4 Rules To Live By For Managing Your Startup’s Cash Flow
When the average person thinks “startup,” they usually picture Patagonia half-zips, meetings with investors at Brazilian steakhouses, and button activated espresso machines. Nobody pictures the less glamorous side of slowly figuring out how to run and optimize your business. One crucial component of any business is managing cash collections – after all, no business can run without cash.
Most startups sustain themselves on accrual accounting – meaning they “count” revenue when it is theoretically earned, instead of when a physical payment is actually made. This can prove disastrous if a startup bills a customer at the end of the year or month for the services provided, and the customer pays late or doesn’t pay at all. All of a sudden you have less money than you were accounting for.
To maintain an adequate collection system use these four tips:
Bill when services are provided
You need to ask customers to pay the moment you deliver your service, and only accept ACH or credit cards as payment. This way there is no delay in payments or uncertainty. You can also encourage pre-payment by offering an annual membership at a discount, or discounts for buying in bulk. Collecting money at the time of delivery means that you can expertly manage your cash flow.
Limit Free Trials
Startups are well known for offering free trials to attract customers. This model is based on the belief that these losses with be recouped over time once the product takes off. The problem with this is that this time frame can drag on for years on end. Don’t play games with your cash flow. To combat this, demand a payback period of a year or less, and use auto renewal contracts as a means of securing additional funding.
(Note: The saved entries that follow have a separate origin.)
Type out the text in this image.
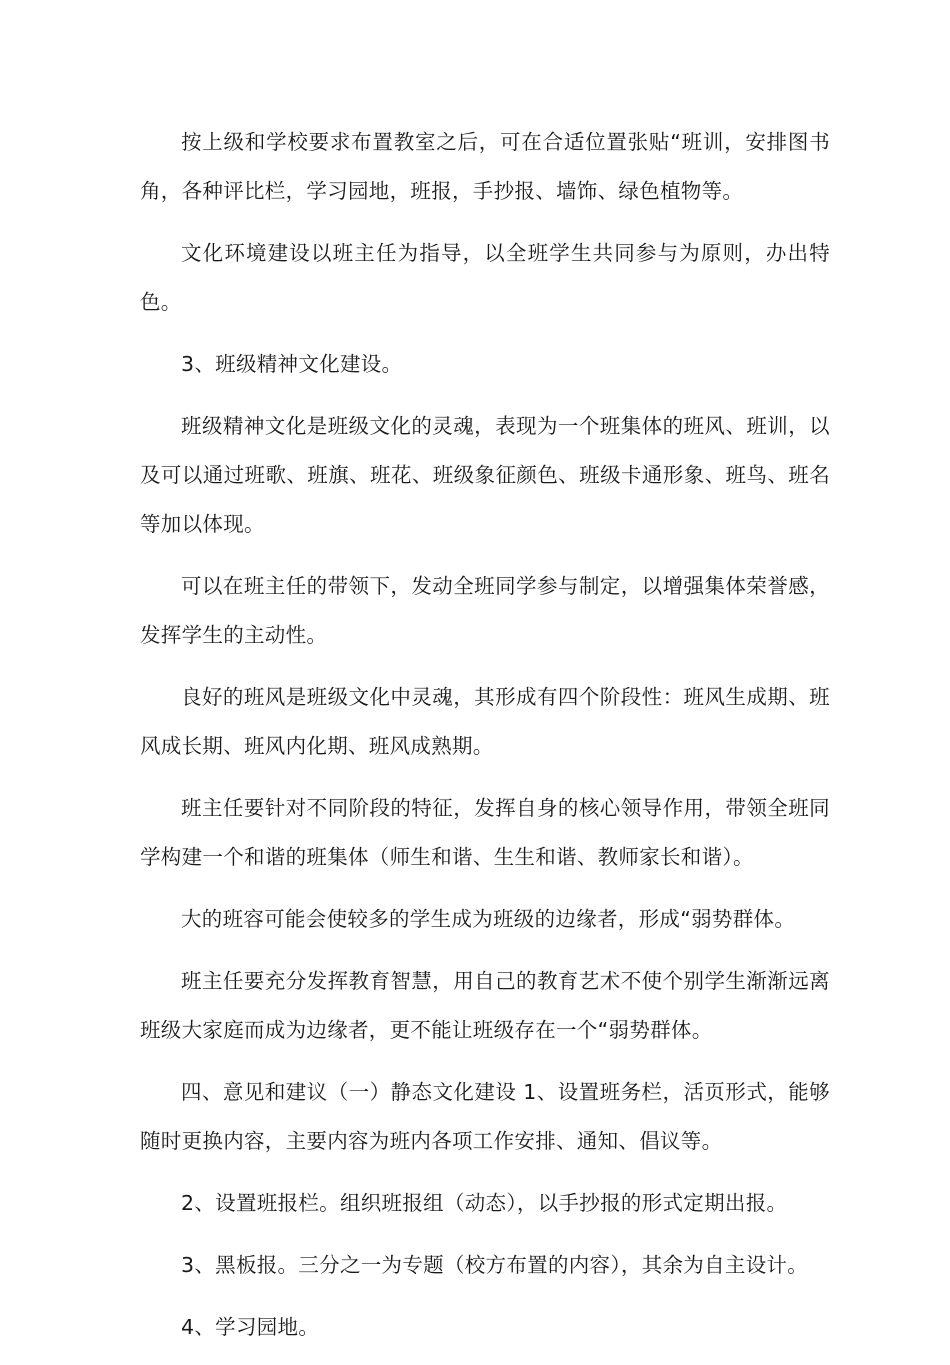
按上级和学校要求布置教室之后，可在合适位置张贴“班训，安排图书角，各种评比栏，学习园地，班报，手抄报、墙饰、绿色植物等。

文化环境建设以班主任为指导，以全班学生共同参与为原则，办出特色。

3、班级精神文化建设。

班级精神文化是班级文化的灵魂，表现为一个班集体的班风、班训，以及可以通过班歌、班旗、班花、班级象征颜色、班级卡通形象、班鸟、班名等加以体现。

可以在班主任的带领下，发动全班同学参与制定，以增强集体荣誉感，发挥学生的主动性。

良好的班风是班级文化中灵魂，其形成有四个阶段性：班风生成期、班风成长期、班风内化期、班风成熟期。

班主任要针对不同阶段的特征，发挥自身的核心领导作用，带领全班同学构建一个和谐的班集体（师生和谐、生生和谐、教师家长和谐）。

大的班容可能会使较多的学生成为班级的边缘者，形成“弱势群体。

班主任要充分发挥教育智慧，用自己的教育艺术不使个别学生渐渐远离班级大家庭而成为边缘者，更不能让班级存在一个“弱势群体。

四、意见和建议（一）静态文化建设 1、设置班务栏，活页形式，能够随时更换内容，主要内容为班内各项工作安排、通知、倡议等。

2、设置班报栏。组织班报组（动态），以手抄报的形式定期出报。

3、黑板报。三分之一为专题（校方布置的内容），其余为自主设计。

4、学习园地。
Understand where your money is going, and what each dollar spent gets you
You need to have a clear budget and accountability. If you aren’t avidly following all of your spending you will almost definitely go over budget. You need to do diligent research whenever you are planning on spending money. All too often – that grand idea with the $5,000 price tag doesn’t pan out and you’re left twiddling your thumbs. Know how much money you can spend, and have a good idea about the value that it will bring your company.
Manage your inventory optimally
Economic order quantity models are the name of the game. You can find a template for most businesses. These will help prevent inventory sitting idle because of overstocking or choosing bad transport methods. Another option, is you can acquire inventory financing from banks. This will allow you to keep your cash flow free for use in other areas.
Many small companies don’t do the little things in the beginning that ensure success in the long run. When money starts pouring in, its easy to assume the stream will be constant. Use these four techniques to help ensure that your company doesn’t go under just because of poor management.